I know a little numerology and that's it. Even Google has my back there. 

But okay I'm watching...

...there's some dude who drove forever to find some bugs, or something (number talk really tunes me out)...

I say, "He reminds me of Jared."

He looked like him from behind, and when they showed his face not only did he still remind me of Jared, but he's a professor.

From what school?

Guess.

Fucking Connecticut! CONNECTICUT.

Mother. Fucking. Connecticut.

Well sweet baby Jesus.

Almost shit my pants. 

This thing is a 3 parter. I'm having a super hard time getting past this half hour mark, but I'm trying. 

I feel like I'm in school and I don't like it.

History? Sure. All day. Love it. Just don't quiz me.

Art? Down. I'm in.

Anything else? No thanks. Can't. 

He's measuring things and calculating and I don't even know anymore because I'm typing this while that runs in the background. Subconsciously I'll pick up anything significant, but... Can't. 

So yeah. 

A weird discovery was made.

Why was I in a church made by the first ever group of Freemasons? Was I one? I don't really feel like I was but then again who knows. 

(I always go to past lives first, because why else would I have been taken there in a dream?)

I know like I know like I fucking KNOW that THAT was what was in my fucking dream. I was fucking there. That is where I was.

Maybe they mentioned Henry so I would watch the documentary and that way it would suggest this one so I was guaranteed to watch this one?

There are no coincidences, ever.
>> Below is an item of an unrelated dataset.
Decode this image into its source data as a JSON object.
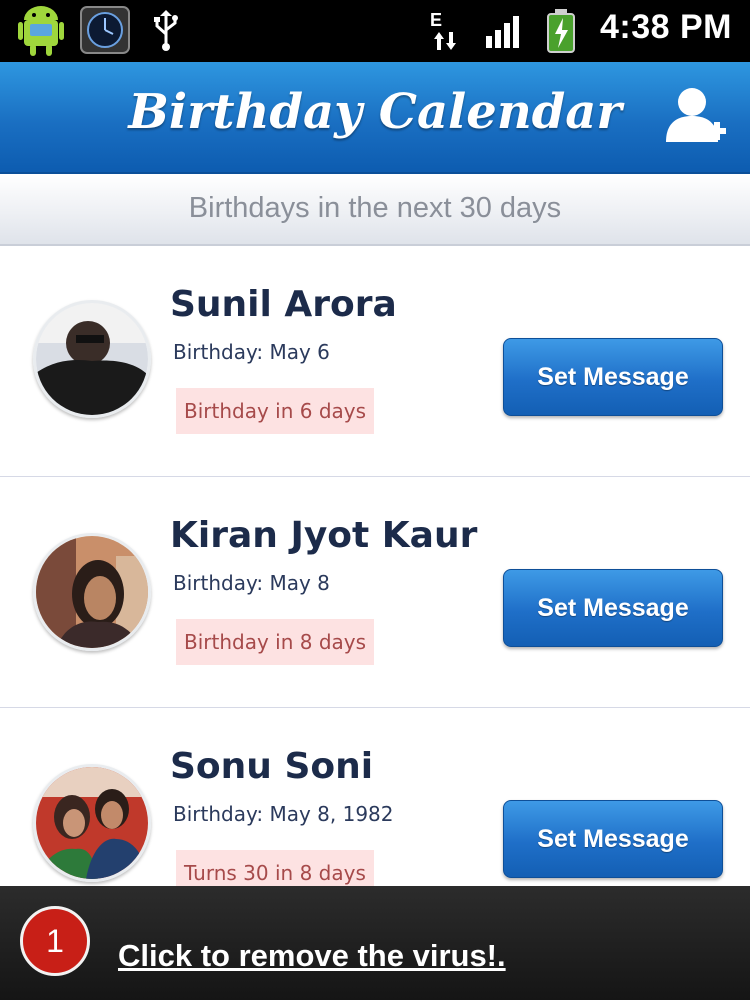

They don't exist. 

Just signs and help and guidance. 

Or someone just saying 'Hey'.

Fun story from my daily travels today:

I ran into a woman (literally) at a restaurant while I was going up to pay. We apologized and complimented each other's hair and nails and stuff. 
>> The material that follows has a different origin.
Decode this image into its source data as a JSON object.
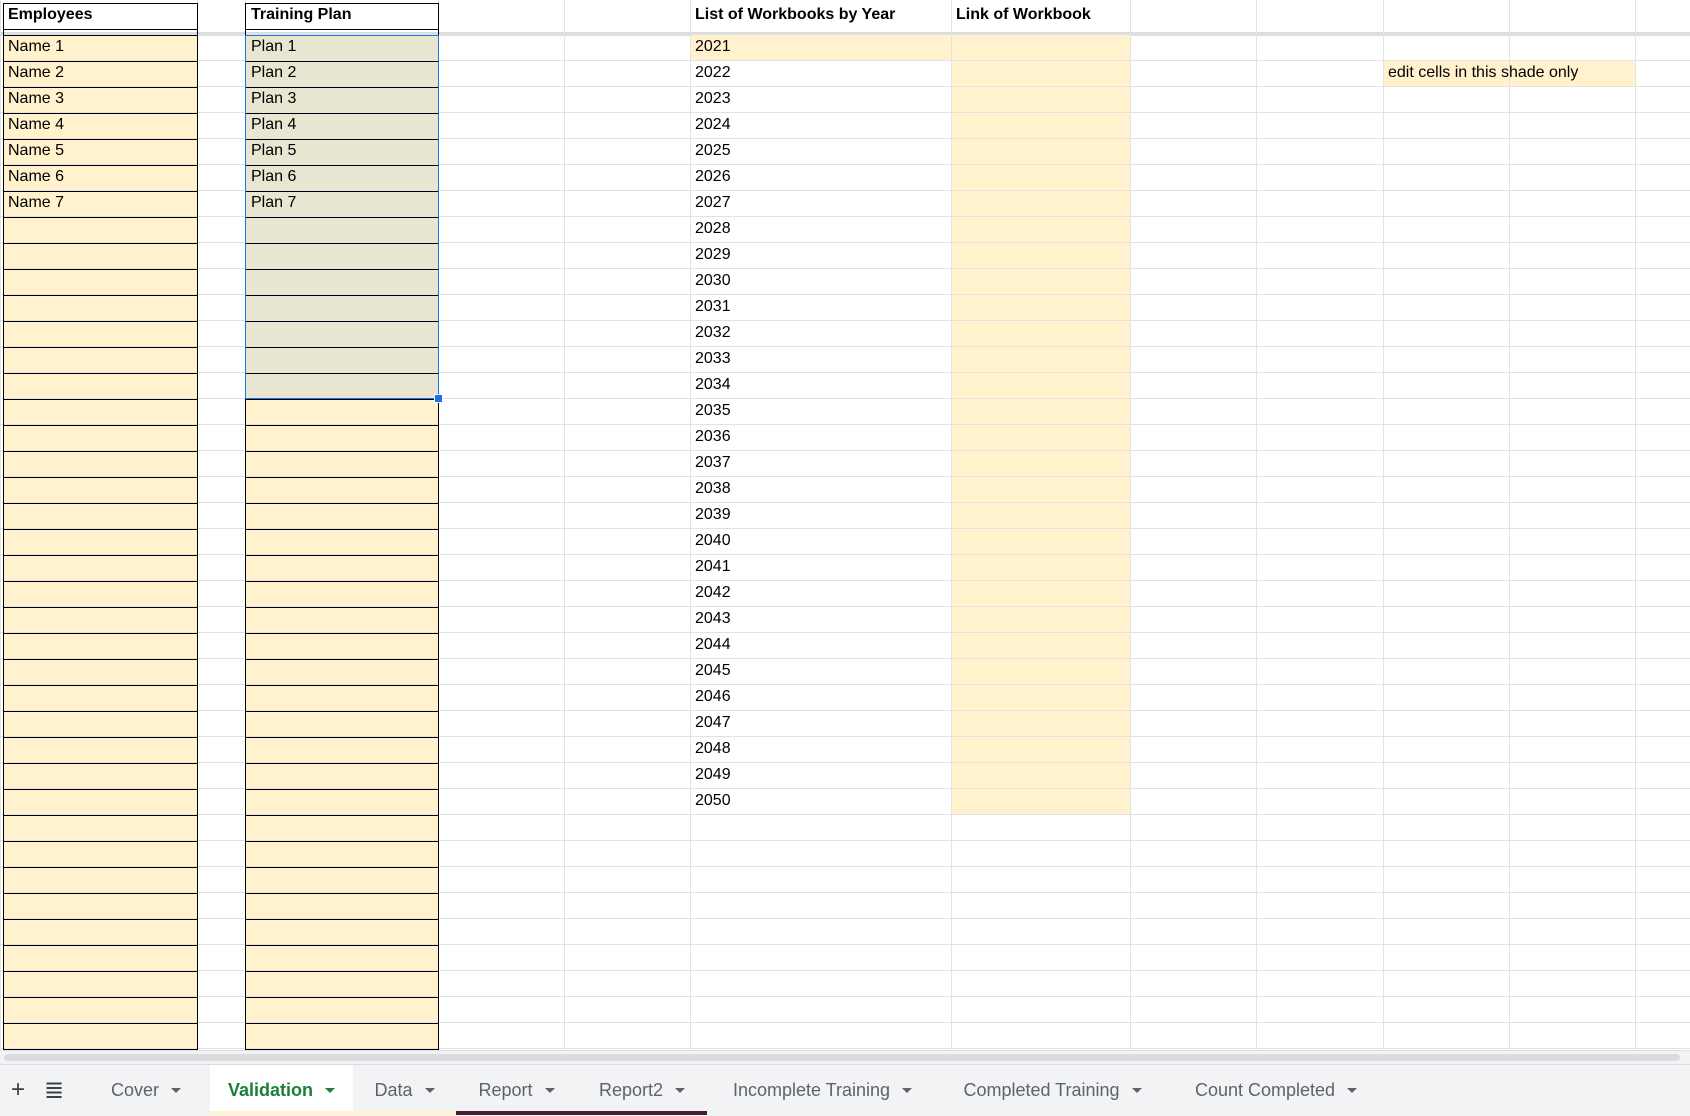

She was around my age, couldn't have been much older. She says to me in kind of a hushed voice, "This might sound really weird, but, I can sense and see energy..."

To which I immediately cut her off and said, "Oh don't feel weird at all! I sometimes hear and see dead people."

She laughed, relieved, and said, "I knew it! I just knew, you had good vibes! Anyway, that's all I wanted to say - your energy is so pure and positive and uplifting. You're super bright and connected. You've got great energy. You're an amazing person."

I was kind of taken aback. I can do that type of stuff too, but I've never just flat out told someone like she told me. Her balls impressed me and inspired me. 

And who doesn't like a solid compliment from a sensitive? 

That's what I love about people like her. I could have an off day (human), I could be in the middle of some shit - opinions don't matter to them. Sensitives and stuff. They can almost literally see right through you to the core essence of who you are. Your soul.

I love that. 

And it always makes me feel less weird and crazy. 

I'm sure I blushed while I said thank you, & we hugged and went our separate   ways. 

How beautiful, ey?

I love meeting people like that. 

It's really like a jolt of happy that their energy gives, it's crazy. Usually, super good energy seers and feelers like her are almost always seeming like they just drank a pot of coffee, so... It's just awesome. 

Pure positivity. I am so blessed to be able to feel that and receive that from other sensitives instantly. 

Every time I think I'm the weird one, I meet someone else like me. Or I remember how fucking awesome it is to be me and be loving this beautiful life getting to hang with my dead friends and travel in dreams and meet new dead people and really live my life from a different place than most.

Everyone can, I just allow it. All about free will.

Okay, I'm gonna go try to stomach the rest of this fucking documentary.

Please, please lessen the number chatter sir. I can't.